While the event in November explored Islam and questions of “honest diversity” (a term coined by Manji herself), the April workshop helped students work through difficult past experience using Manji’s process of “role modeling”. The role modeling exercise of acting out a dialogue with the goal of exhibiting moral courage was intended to make the students uncomfortable, explained Manji, and to encourage mutual respect for other feelings and opinions.
Manji, the founder of the Moral Courage Project, sees herself on a lifelong mission to aid people in facing their fears, including the fear of being stigmatized for speaking out about taboos. When she founded the Moral Courage Project at New York University, Manji taught a course focused on teaching students to articulate how they want to serve society and to identify core values that can be turned into effective action. With the support of the USC Levan Institute for Humanities and Ethics, Manji is hoping to launch a similar program at USC, in the form of a 2-credit seminar. Manji and Levan Institute Director Lyn Boyd-Judson are working together on a possible course, on ethics and leadership with a moral courage component, for the fall of 2018.
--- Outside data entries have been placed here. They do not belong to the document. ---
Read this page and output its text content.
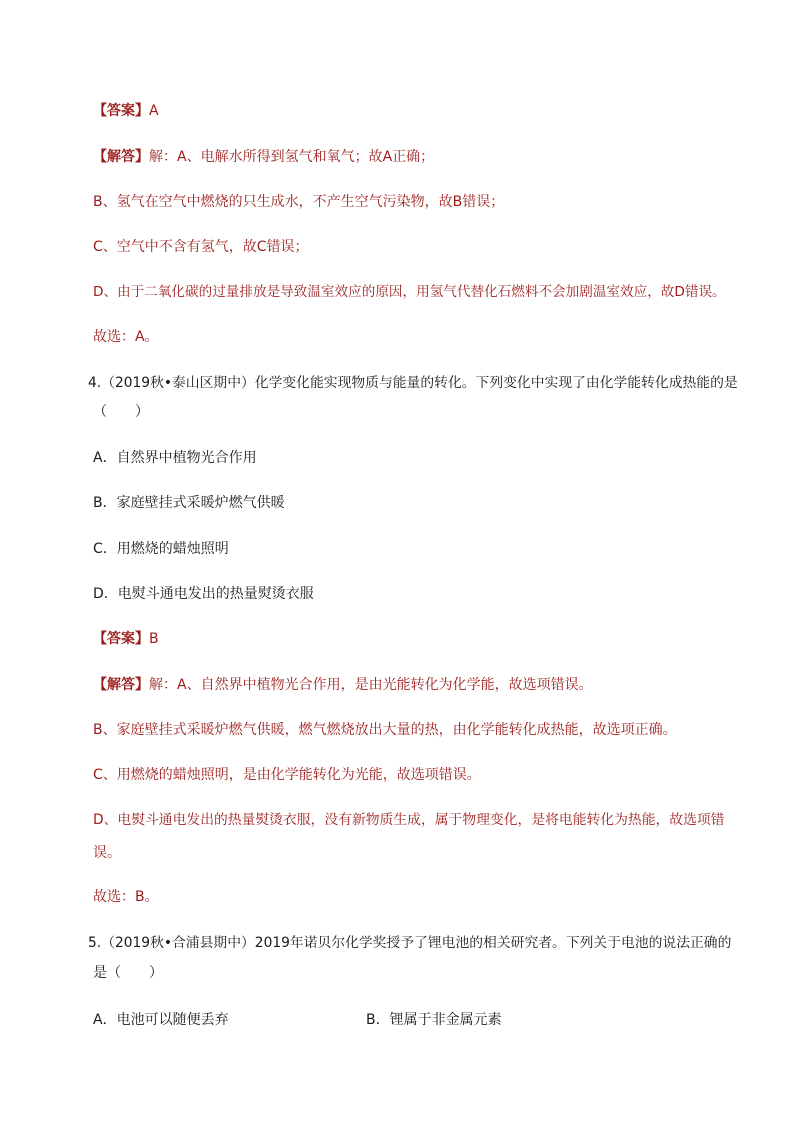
【答案】A
【解答】解：A、电解水所得到氢气和氧气；故A正确；
B、氢气在空气中燃烧的只生成水，不产生空气污染物，故B错误；
C、空气中不含有氢气，故C错误；
D、由于二氧化碳的过量排放是导致温室效应的原因，用氢气代替化石燃料不会加剧温室效应，故D错误。
故选：A。
4.（2019秋•泰山区期中）化学变化能实现物质与能量的转化。下列变化中实现了由化学能转化成热能的是
（　　）
A．自然界中植物光合作用
B．家庭壁挂式采暖炉燃气供暖
C．用燃烧的蜡烛照明
D．电熨斗通电发出的热量熨烫衣服
【答案】B
【解答】解：A、自然界中植物光合作用，是由光能转化为化学能，故选项错误。
B、家庭壁挂式采暖炉燃气供暖，燃气燃烧放出大量的热，由化学能转化成热能，故选项正确。
C、用燃烧的蜡烛照明，是由化学能转化为光能，故选项错误。
D、电熨斗通电发出的热量熨烫衣服，没有新物质生成，属于物理变化，是将电能转化为热能，故选项错
误。
故选：B。
5.（2019秋•合浦县期中）2019年诺贝尔化学奖授予了锂电池的相关研究者。下列关于电池的说法正确的
是（　　）
A．电池可以随便丢弃	B．锂属于非金属元素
In their workshop room in Annenberg, students examined case studies of moral courage, such as the story of Genesis, a Mississippian who spoke to Confederate sympathizers about how the Mississippi state flag is a painful reminder of her ancestors’ enslavement. According to students at the workshop, Manji was provocative and thoughtful in her discussion of tolerance, saying that millennials have a tendency to demand tolerance while shying away from asking challenging questions. The themes that Manji presented at the workshop continue to be pertinent and captivating in today’s political and social climate.